= Adrian Cohen =

English lawyer

Adrian Leon Cohen (born 22 July 1963) is an English solicitor who is also Senior Vice-President of the Board of Deputies of British Jews and Lay Chair of the Labour Friends of Israel.

==Early life and education==
Cohen, who was born at Mile End in the London Borough of Tower Hamlets, grew up in Ilford in the London Borough of Redbridge and went to Wanstead High School. He studied at the London School of Economics and Political Science (LSE), where he received a bachelor's degree in Law, and at Queen Mary University of London where he was awarded a Master of Laws degree.
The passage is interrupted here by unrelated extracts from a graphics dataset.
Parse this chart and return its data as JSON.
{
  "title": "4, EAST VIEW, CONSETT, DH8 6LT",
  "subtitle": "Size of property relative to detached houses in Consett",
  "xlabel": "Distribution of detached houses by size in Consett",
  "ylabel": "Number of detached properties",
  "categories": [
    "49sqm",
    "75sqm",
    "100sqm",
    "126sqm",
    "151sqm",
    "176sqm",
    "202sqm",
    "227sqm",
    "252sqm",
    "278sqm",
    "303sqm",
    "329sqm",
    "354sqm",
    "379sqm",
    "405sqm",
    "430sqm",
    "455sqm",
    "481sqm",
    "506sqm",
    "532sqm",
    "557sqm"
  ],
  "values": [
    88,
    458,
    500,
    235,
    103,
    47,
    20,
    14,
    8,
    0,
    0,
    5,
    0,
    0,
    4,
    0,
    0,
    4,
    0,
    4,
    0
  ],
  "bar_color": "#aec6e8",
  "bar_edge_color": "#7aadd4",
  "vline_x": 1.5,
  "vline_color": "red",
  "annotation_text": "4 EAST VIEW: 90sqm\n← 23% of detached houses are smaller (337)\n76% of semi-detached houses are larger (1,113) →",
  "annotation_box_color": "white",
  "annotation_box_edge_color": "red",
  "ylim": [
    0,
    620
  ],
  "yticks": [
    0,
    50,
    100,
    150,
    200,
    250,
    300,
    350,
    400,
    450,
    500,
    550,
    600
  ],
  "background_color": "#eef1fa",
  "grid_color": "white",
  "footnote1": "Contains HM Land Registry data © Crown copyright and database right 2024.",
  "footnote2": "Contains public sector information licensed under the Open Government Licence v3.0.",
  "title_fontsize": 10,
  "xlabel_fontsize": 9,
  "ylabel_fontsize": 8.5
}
He chaired the Union of Jewish Students from 1985 to 1986.

==Professional career==
On leaving university, Cohen became a pupil barrister. He qualified as a solicitor in 1996.

Between 1988 and 1990 he was a part-time tutor at LSE, teaching commercial law.

Cohen has been Senior Consultant at McDermott Will & Emery since May 2024. He was previously a partner at Proskauer Rose LLP and, before that, worked for 32 years at
Clifford Chance, becoming a partner in 1998.

==Political office==
He was briefly a London Borough of Camden councillor in 2022.

==Voluntary roles==
Cohen is an elected honorary officer of the Board of Deputies and took office as its Senior Vice-President in June 2024. He is also Lay Chair of the Labour Friends of Israel,

He was a trustee of the Jewish Leadership Council from 2018 to 2021. He is a founder member of the London Jewish Forum, of which he was co-chair until June 2024. He was also, for two terms until 2023, a trustee of Reprieve UK, the legal action NGO.

==Personal life==
Adrian was married to Caroline Fertleman and had three children. They lived in Highgate, London.

In September 2022 he married Marie van der Zyl, the then-President of the Board of Deputies of British Jews, at West London Synagogue.